Belfast Telegraph

My own brush with violence in volatile state still haunts me

- Paul Hopkins

When I was cutting my teeth in journalism, I decided one day to take myself off to Rhodesia, the former Zimbabwe, where a war was being waged by the majority black people against their white minority rulers.

There were six million blacks, the whites just 250,000. The Patriotic Front guerillas of Robert Mugabe and Joshua Nkomo were engaged in a bloody conflict with the soldiers of Premier Ian Smith, a veteran British Second World War fighter pilot who had unilateral­ly broken from British rule in the early Sixties.

I can still recall the sounds and the smells and the scorched red earth that first day I set foot on African soil in 1977.

All I had back then was a raw enthusiasm and ‘some’ nerve to venture into a war zone, with a token guarantee of work for Ireland, Scotland and the odd stint for Associated Press (AP).

This 40-year-old photo of a very young me (right, forefront) covering the downing of an airplane found me in the thick of it.

Look closely and you can see part of the fuselage on the left, soldiers in the background. Air Rhodesia Flight 825 was a scheduled passenger flight shot down by guerrillas on September 3,1978.

The Viscount, named The Hunyani, was flying from Victoria Falls to the capital Salisbury (now Harare). Guerrillas scored a hit to its starboard wing withaSovie­t-made Strela 2 surface-toair missile, critically damaging the aircraft and forcing an emergency landing. An attempted belly-landing was foiled by an unseen gully, which caused the plane to cartwheel and break up.

Of the 52 passengers and four crew, 38 died on impact. To this day, I still have the odour of burnt and putrefied flesh in my nostrils.

Insurgents then rounded up the 10 survivors they could see and massacred them with automatic gunfire. Three passengers survived by hiding in the bush, while a further five lived because they had gone to look for help before the guerrillas arrived.

I remember the Rhodesian Army officer who led the journalist­s’ convoy to the scene was ex-British Army, had served in Belfast, and did not count Catholic Paddies among his favourites — but we hit it off.

Earlier in 1978, in the middle of this war one day arrived Conor Cruise O’Brien. The Cruiser, as he was known, was no stranger to controvers­y and as onetime Minister for Posts & Telegraphs in the Republic had put a gag on Sinn Fein members being interviewe­d by RTE.

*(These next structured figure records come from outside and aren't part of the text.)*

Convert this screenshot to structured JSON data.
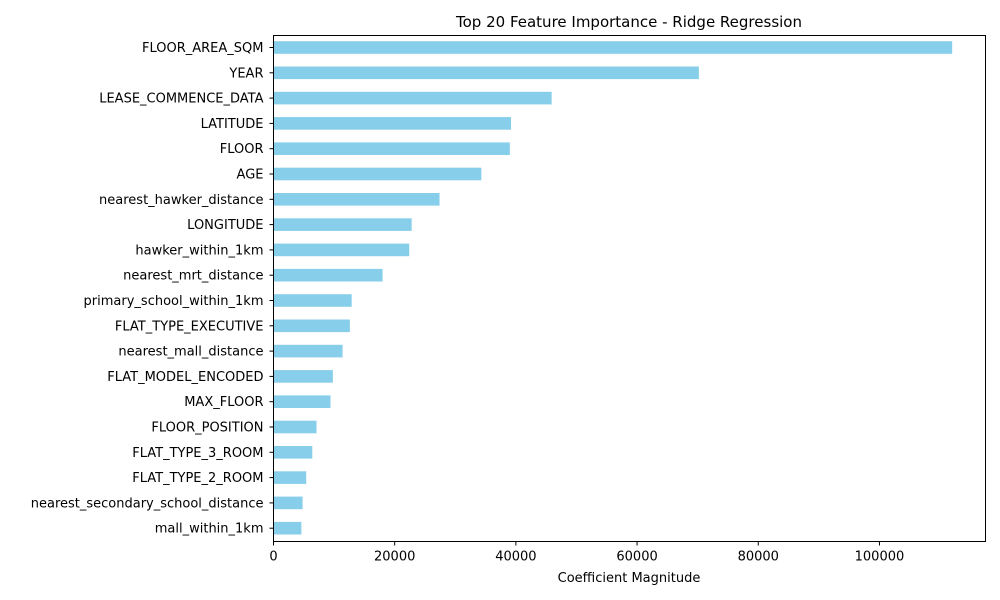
{
  "chart_data": {
    "type": "bar",
    "orientation": "horizontal",
    "title": "Top 20 Feature Importance - Ridge Regression",
    "xlabel": "Coefficient Magnitude",
    "ylabel": "",
    "xlim": [
      0,
      117500
    ],
    "xticks": [
      0,
      20000,
      40000,
      60000,
      80000,
      100000
    ],
    "xtick_labels": [
      "0",
      "20000",
      "40000",
      "60000",
      "80000",
      "100000"
    ],
    "grid": false,
    "bar_color": "#87ceeb",
    "categories": [
      "FLOOR_AREA_SQM",
      "YEAR",
      "LEASE_COMMENCE_DATA",
      "LATITUDE",
      "FLOOR",
      "AGE",
      "nearest_hawker_distance",
      "LONGITUDE",
      "hawker_within_1km",
      "nearest_mrt_distance",
      "primary_school_within_1km",
      "FLAT_TYPE_EXECUTIVE",
      "nearest_mall_distance",
      "FLAT_MODEL_ENCODED",
      "MAX_FLOOR",
      "FLOOR_POSITION",
      "FLAT_TYPE_3_ROOM",
      "FLAT_TYPE_2_ROOM",
      "nearest_secondary_school_distance",
      "mall_within_1km"
    ],
    "values": [
      112000,
      70200,
      45900,
      39200,
      39000,
      34300,
      27400,
      22800,
      22400,
      18000,
      12900,
      12600,
      11400,
      9800,
      9400,
      7100,
      6400,
      5400,
      4800,
      4600
    ]
  }
}
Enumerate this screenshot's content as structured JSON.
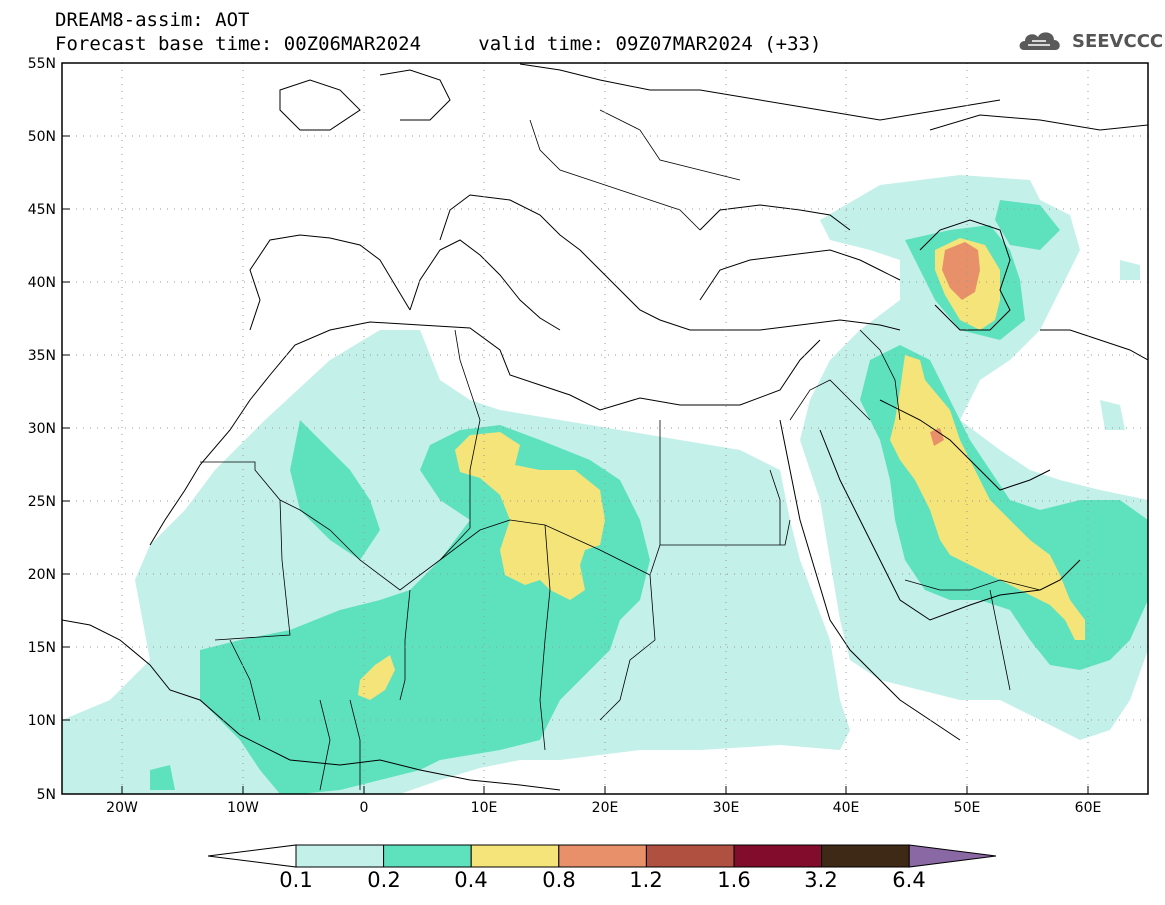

Seventeen years previously, in September 1961, a company of 155 Irish UN troops found themselves surrounded by a force of heavily armed warriors outnumberi­ng them 20 to one in what was then Belgian Congo. This was supposed to be a peacekeepi­ng mission: instead they found themselves ordered on to the offensive by the UN’s most senior diplomat on the ground, Cruise O’Brien.

The Irish held out for six days in the Siege of Jadotville before then spending months in captivity.

When they arrived home, they were dismayed to learn that the UN and Dublin were anxious to sweep the sorry episode under the carpet.

In 1978, a so-called internal settlement was reached between Ian Smith and the moderate Bishop Abel Muzorewa, with a concession­ary nod to a future, unspecifie­d, independen­ce. Cruise O’Brien was then editor-in-chief of London’s Observer.

In the Press Club at the Ambassador hotel in Salisbury (Harare) I got wind that he was coming out to write an overview on this internal deal. The Irish Press in Dublin asked me to interview The Cruiser, given his legacy in the Congo. As it happened, he decamped at the Ambassador, where I had had a brief dalliance with the young woman in reception. I got The Cruiser’s room number and rang him. No interviews, he said, he was there as a working journalist.

I said to my friend, I’ll be in the Press club. If he calls for room service, let me know.

He ordered Earl Grey tea and cucumber sandwiches.

At the pass, I cut off room service and knocked on The Cruiser’s door. He was expecting a black face. Please sir, I pleaded, just give me 20 minutes of your time. He objected to my intrusion quite vociferous­ly but eventually relented.

I got my story — and half a cucumber sandwich — and sold it halfway around the world.

About a year before that I was in a convoy travelling from Salisbury to Bulawayo in the southern region of Matabelela­nd when we came under fire. We hit the decks of our 4x4: I peed my pants and, in the fire, was hit by shrapnel.

Nothing dramatic, I hasten to add, and the shrapnel was only about a quarter the size of the nail of your little finger. But it was lodged in my chest and occasional­ly caused me irritation and you could see the tiny hole where the skin had never fully healed.

In 2010 I underwent open-heart surgery for a congenital murmur and the good surgeon afterwards presented me with a clean bill of health ... and also the said shrapnel.